Ученый-хранитель Римма Ефремовна Теребенина проверяет показания дважды в день.
Посредине комнаты — круглый стол. Покрыт тоже зеленым. Вокруг стола — четыре стула. Пятый — в сторонке, у стены. Сквозь решетчатое соборное окно входит неяркий балтийский свет.
Можно присесть на один из стульев и побыть в тишине этого маленького собора, чтобы, как очарованному, услышать Пушкина и Лермонтова, их сближенный удел. Цепь их жизни. Единую. Они сами выстроили ее своими стихами, звено за звеном.
Благодарю за наслажденья,
За грусть, за милые мученья,
За шум, за бури, за пиры,
За все, за все твои дары;
Благодарю тебя. Тобою,
Среди тревог и в тишине,
Я насладился… и вполне;
Довольно! С ясною душою
Пускаюсь ныне в новый путь
От жизни прошлой отдохнуть.
За все, за все тебя благодарю я:
За тайные мучения страстей,
За горечь слез, отраву поцелуя,
За месть врагов и клевету друзей,
За жар души, растраченный в пустыне.
За все, чем я обманут в жизни был…
Устрой лишь так, чтобы тебя отныне
Недолго я еще благодарил.
Привел меня в хранилище рукописей Камсар Нерсесович Григорьян — он возглавляет рукописный отдел. Он один из тех, кто имеет право разрешить тронуть рукописи. Небольшого роста, седой, подвижной и неумолимый в отношении рукописей. В Отечественную войну Камсар Нерсесович сражался за свой родной Ленинград. Познакомились мы с ним в Ялте.

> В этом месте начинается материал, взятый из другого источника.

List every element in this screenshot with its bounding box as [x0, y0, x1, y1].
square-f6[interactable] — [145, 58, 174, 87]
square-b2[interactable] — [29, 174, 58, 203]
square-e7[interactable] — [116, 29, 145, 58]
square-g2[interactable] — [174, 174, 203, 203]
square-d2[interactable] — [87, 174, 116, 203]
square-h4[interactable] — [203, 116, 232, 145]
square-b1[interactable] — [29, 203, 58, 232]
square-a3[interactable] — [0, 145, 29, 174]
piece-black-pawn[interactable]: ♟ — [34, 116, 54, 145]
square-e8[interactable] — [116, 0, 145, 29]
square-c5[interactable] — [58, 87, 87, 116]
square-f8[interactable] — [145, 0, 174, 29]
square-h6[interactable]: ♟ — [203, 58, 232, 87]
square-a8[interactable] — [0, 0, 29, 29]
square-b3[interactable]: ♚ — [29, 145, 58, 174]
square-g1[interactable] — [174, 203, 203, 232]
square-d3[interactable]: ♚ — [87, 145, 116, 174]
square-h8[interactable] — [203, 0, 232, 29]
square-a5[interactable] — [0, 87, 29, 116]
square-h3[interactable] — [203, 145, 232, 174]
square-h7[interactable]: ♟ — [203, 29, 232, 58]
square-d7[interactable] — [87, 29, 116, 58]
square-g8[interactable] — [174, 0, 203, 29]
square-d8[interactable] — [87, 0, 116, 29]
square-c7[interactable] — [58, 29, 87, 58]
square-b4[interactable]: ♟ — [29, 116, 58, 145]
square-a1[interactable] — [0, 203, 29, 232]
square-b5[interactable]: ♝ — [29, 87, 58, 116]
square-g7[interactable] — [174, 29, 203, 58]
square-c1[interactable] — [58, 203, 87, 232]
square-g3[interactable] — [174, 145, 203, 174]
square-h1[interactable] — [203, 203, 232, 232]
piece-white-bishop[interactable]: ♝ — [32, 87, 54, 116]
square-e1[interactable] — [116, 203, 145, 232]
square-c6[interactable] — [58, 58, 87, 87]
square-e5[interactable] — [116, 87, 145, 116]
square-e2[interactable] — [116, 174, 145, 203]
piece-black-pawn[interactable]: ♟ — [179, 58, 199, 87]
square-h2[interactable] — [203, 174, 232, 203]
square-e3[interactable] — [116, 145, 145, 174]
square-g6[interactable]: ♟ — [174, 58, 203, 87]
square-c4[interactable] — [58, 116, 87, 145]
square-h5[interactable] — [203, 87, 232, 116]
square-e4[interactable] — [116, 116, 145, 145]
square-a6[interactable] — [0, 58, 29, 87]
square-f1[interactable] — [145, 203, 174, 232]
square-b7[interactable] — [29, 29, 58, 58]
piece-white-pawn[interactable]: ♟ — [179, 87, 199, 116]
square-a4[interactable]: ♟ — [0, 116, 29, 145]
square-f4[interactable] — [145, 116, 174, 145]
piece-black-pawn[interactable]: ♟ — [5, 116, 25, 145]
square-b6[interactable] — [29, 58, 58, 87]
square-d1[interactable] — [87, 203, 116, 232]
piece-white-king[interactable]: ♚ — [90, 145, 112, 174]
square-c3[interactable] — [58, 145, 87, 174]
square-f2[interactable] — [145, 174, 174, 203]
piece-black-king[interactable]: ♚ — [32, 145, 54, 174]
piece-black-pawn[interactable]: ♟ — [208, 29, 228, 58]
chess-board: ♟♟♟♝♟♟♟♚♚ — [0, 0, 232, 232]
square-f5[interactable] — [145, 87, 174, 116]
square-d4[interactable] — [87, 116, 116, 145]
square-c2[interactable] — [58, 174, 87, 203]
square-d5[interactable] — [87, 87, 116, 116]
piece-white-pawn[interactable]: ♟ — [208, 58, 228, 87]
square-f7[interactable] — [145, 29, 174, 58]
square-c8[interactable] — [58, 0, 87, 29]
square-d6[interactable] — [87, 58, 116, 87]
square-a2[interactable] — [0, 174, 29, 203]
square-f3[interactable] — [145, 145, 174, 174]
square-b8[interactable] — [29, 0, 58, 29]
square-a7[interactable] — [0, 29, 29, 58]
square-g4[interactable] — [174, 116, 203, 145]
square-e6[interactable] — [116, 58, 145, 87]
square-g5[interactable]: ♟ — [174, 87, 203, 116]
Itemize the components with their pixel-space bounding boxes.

Он читал нам свои поэтические переводы армянских классиков, а потом, конечно, разговорились о Пушкине и Лермонтове. Он знал некоторые наши с Викой публикации в газетах. Сказал: когда будем в Ленинграде, чтобы зашли к нему в рукописный отдел. Зашел я один.

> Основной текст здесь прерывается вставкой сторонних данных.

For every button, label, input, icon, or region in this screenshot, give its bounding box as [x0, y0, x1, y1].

— Рукописи можно тревожить не больше одного раза в год, — сказал Камсар Нерсесович. Для работы даем ксерокопии.
Я киваю. Конечно. И даже не заикаюсь о том, чтобы потревожить какую-нибудь из рукописей Пушкина и Лермонтова.
Сидим с Камсаром Нерсесовичем в бывшей золотой кладовой. Она и теперь золотая кладовая.
— Автобаза во дворе, — продолжает Григорьян, — и через форточку проникают выхлопные газы. Бич для рукописей.